Estaba en la veintena de páginas, cuando la luz artificial del lugar dibujó sobre mi mesa la figura de una persona, levanté la vista y con sorpresa me encontré frente a un hombre de mediana edad, complexión y color de piel medios, con cabello cano y algo de barba plateada. Sus ojillos eran inquietos pero parecían dejar pasar de a ratos, una expresión de tristeza. El encuentro que, ahora que lo veo hacia atrás, ahora que lo recuerdo digo, fue extraño por decirlo de alguna manera, se desenvolvió de la siguiente forma:


El hombre se sentó sin siquiera preguntarme si me importunaba (no pude largarlo porque el hombre tenía a su favor mi debilidad para comunicarme), y comenzó con una diatraba que aparentemente poco sentido tenía en un principio. El hombre se describió como un ser de única categoría, un “diferente”, así lo dijo, que no implicaba necesariamente nula similitud con los otros (creo recordar que el hombre dijo “el resto”). El hombre dijo que a diferencia del resto, él no se desdoblaba, que era único y sólo en el mundo. Que era de oficio perseguidor y de ratos libres fantasma, pero que no se dedicaba a asustar, es decir, que no formaba parte él de la casta de aquéllos que habían sido caricaturizados para placer de los niños (“¿Por qué qué otra cosa es el miedo sino placer por lo desconocido?”). Que él era más bien de los perseguidores acuciantes cuyo objetivo último está en hacer perder la cabeza al perseguido, hacerlo caer en trampas elegantemente escondidas detrás de retruécanos del lenguaje e imágenes cubiertas de neblina.

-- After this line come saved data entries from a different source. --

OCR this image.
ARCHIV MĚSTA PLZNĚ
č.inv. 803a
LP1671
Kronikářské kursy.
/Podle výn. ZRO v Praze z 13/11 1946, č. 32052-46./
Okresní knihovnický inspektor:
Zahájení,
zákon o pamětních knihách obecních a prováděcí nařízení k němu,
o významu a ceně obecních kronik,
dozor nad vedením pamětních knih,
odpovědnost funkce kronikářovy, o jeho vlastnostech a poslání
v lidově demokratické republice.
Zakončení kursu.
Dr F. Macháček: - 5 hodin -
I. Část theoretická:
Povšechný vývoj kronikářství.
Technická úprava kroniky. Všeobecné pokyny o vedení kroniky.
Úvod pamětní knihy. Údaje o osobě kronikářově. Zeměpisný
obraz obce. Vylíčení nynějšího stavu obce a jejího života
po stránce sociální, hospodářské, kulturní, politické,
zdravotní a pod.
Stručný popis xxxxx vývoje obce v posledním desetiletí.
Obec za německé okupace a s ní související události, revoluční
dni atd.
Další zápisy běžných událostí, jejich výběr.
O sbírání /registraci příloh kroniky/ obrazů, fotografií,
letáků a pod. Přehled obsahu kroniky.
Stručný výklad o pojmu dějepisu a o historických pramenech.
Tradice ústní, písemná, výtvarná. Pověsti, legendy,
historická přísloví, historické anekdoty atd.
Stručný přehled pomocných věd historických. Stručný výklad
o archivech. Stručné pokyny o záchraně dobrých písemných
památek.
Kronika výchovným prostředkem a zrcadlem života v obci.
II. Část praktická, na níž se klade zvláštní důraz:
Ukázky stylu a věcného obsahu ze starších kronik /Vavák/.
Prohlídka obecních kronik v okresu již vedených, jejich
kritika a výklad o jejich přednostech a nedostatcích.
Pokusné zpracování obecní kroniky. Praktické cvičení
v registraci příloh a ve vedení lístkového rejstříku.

Sobra decir que el discurso del hombre me había atrapado, sus palabras me atraían como si leyera una novela de intrigas. Estaba yo ahora con mi cuerpo echado hacia atrás, con la mirada fijamente puesta en el hombre, y haciéndome preguntas sobre el origen y la identidad del sujeto, sobre su cordura, sobre sus motivaciones para hablarme, y de sus intenciones hacia mí. Miré a mi alrededor sólo para asegurarme que seguía en el mismo lugar al que había entrado. El bullicio seguía siendo el mismo, pocas mesas ocupadas, un par de adolescentes en la esquina contraria, un grupo de señoras con sendas tazas de café frente a ellas, y en ese rincón, yo y el hombre, en monólogo con poca lógica.

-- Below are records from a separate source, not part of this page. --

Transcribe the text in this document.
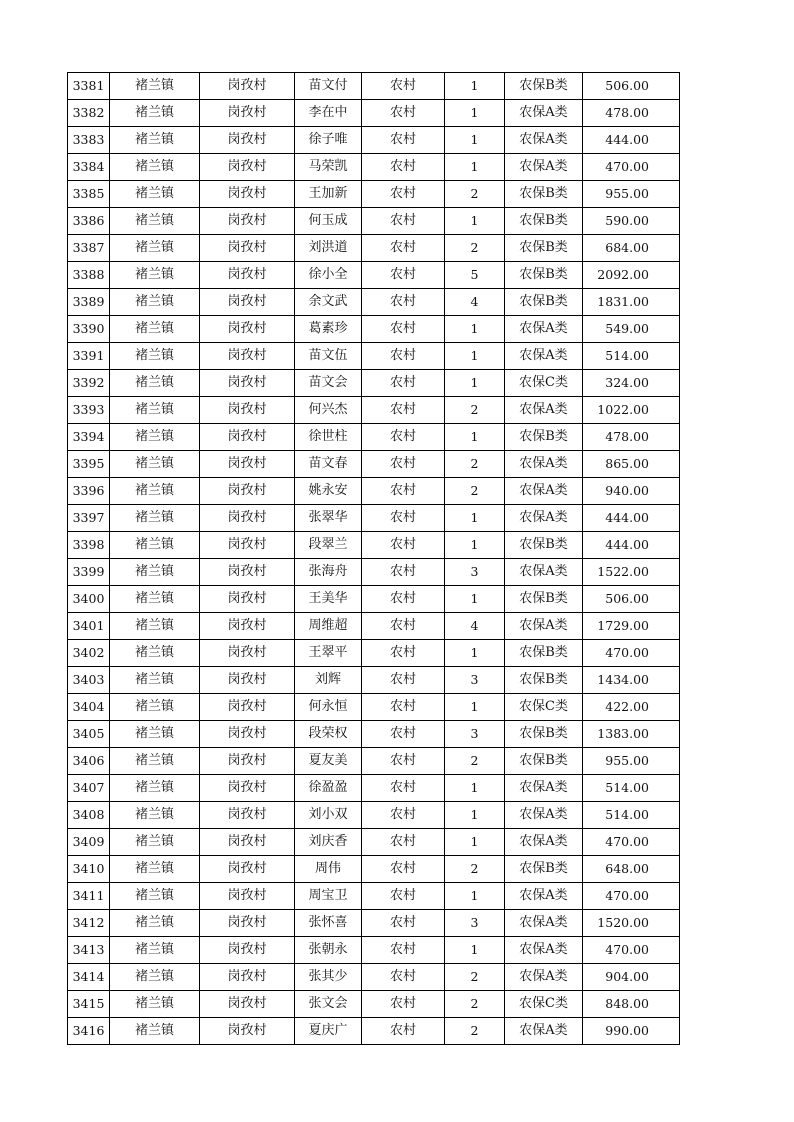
3381	褚兰镇	岗孜村	苗文付	农村	1	农保B类	506.00
3382	褚兰镇	岗孜村	李在中	农村	1	农保A类	478.00
3383	褚兰镇	岗孜村	徐子唯	农村	1	农保A类	444.00
3384	褚兰镇	岗孜村	马荣凯	农村	1	农保A类	470.00
3385	褚兰镇	岗孜村	王加新	农村	2	农保B类	955.00
3386	褚兰镇	岗孜村	何玉成	农村	1	农保B类	590.00
3387	褚兰镇	岗孜村	刘洪道	农村	2	农保B类	684.00
3388	褚兰镇	岗孜村	徐小全	农村	5	农保B类	2092.00
3389	褚兰镇	岗孜村	余文武	农村	4	农保B类	1831.00
3390	褚兰镇	岗孜村	葛素珍	农村	1	农保A类	549.00
3391	褚兰镇	岗孜村	苗文伍	农村	1	农保A类	514.00
3392	褚兰镇	岗孜村	苗文会	农村	1	农保C类	324.00
3393	褚兰镇	岗孜村	何兴杰	农村	2	农保A类	1022.00
3394	褚兰镇	岗孜村	徐世柱	农村	1	农保B类	478.00
3395	褚兰镇	岗孜村	苗文春	农村	2	农保A类	865.00
3396	褚兰镇	岗孜村	姚永安	农村	2	农保A类	940.00
3397	褚兰镇	岗孜村	张翠华	农村	1	农保A类	444.00
3398	褚兰镇	岗孜村	段翠兰	农村	1	农保B类	444.00
3399	褚兰镇	岗孜村	张海舟	农村	3	农保A类	1522.00
3400	褚兰镇	岗孜村	王美华	农村	1	农保B类	506.00
3401	褚兰镇	岗孜村	周维超	农村	4	农保A类	1729.00
3402	褚兰镇	岗孜村	王翠平	农村	1	农保B类	470.00
3403	褚兰镇	岗孜村	刘辉	农村	3	农保B类	1434.00
3404	褚兰镇	岗孜村	何永恒	农村	1	农保C类	422.00
3405	褚兰镇	岗孜村	段荣权	农村	3	农保B类	1383.00
3406	褚兰镇	岗孜村	夏友美	农村	2	农保B类	955.00
3407	褚兰镇	岗孜村	徐盈盈	农村	1	农保A类	514.00
3408	褚兰镇	岗孜村	刘小双	农村	1	农保A类	514.00
3409	褚兰镇	岗孜村	刘庆香	农村	1	农保A类	470.00
3410	褚兰镇	岗孜村	周伟	农村	2	农保B类	648.00
3411	褚兰镇	岗孜村	周宝卫	农村	1	农保A类	470.00
3412	褚兰镇	岗孜村	张怀喜	农村	3	农保A类	1520.00
3413	褚兰镇	岗孜村	张朝永	农村	1	农保A类	470.00
3414	褚兰镇	岗孜村	张其少	农村	2	农保A类	904.00
3415	褚兰镇	岗孜村	张文会	农村	2	农保C类	848.00
3416	褚兰镇	岗孜村	夏庆广	农村	2	农保A类	990.00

El hombre siguió describiéndose, se dijo atemporal y ubicuo, “¿Se cree usted Dios? Usted está loco”, lo interrumpí. “No, claro que no”, respondió, “yo existo, aquí estoy frente a ti, ¿o puedes negarlo?”. No pude: allí estaba él ocupando un espacio y un tiempo como yo y las señoras y los adolescentes, y los empleados, y las mesas y las sillas. Insistió en su atemporalidad y ubicuidad sin embargo. Pregunté que si estaba en ese lugar frente a mí no podía estar en otro, digamos con su mujer en su casa, ¿cómo podía estar convencido de su cualidad de ubicuo? “¿Cómo sabes tú que no estoy con ella? ¿Estás tú también allá?”, fue lo que recibí como respuesta. Pregunté entonces por sus canas, “¿no son un signo de tiempo?”. “No, las canas son un atributo que otros me asignan, podría no tenerlas” dijo, y enseguida se las quitó. Apareció el hombre ante mí igual que antes, pero sin barbas, sin mayor consecuencia, pero ya sin ellas. Empecé a dudar de quedarme, volté hacia el resto de la gente tratando de buscar una mirada cómplice, y al mismo tiempo tratando de ocultar la angustia que sentía, “¿soy yo la que está loca?”, quise gritar. Me contuve. Volví a mirarlo. El hombre sonreía con mueca tranquila y podría decir también paternalista. Se levantó, tuve temor, caminó hacia mí los pocos pasos que distaban entre nosotros, y se sentó en la silla donde estaba sentada, ocupando el mismo espacio que yo ocupaba, sentándose en la misma posición que yo tenía. El hombre hizo coincidir sus piernas con las mías, su espalda con la mía, sus hombros y cabeza con los míos, su mirada con la mía. Frente a mí quedó una silla vacía, el libro que leía estaba sobre la mesa abierto en alguna página en la veintena. El bullicio del lugar continuaba, nada había cambiado alrededor.


Salí con libro bajo el brazo, con fantasma de oficio perseguidor conmigo. Traté de esconder el deseo de arrancarme de un jalón los cabellos sólo por guardar las apariencias.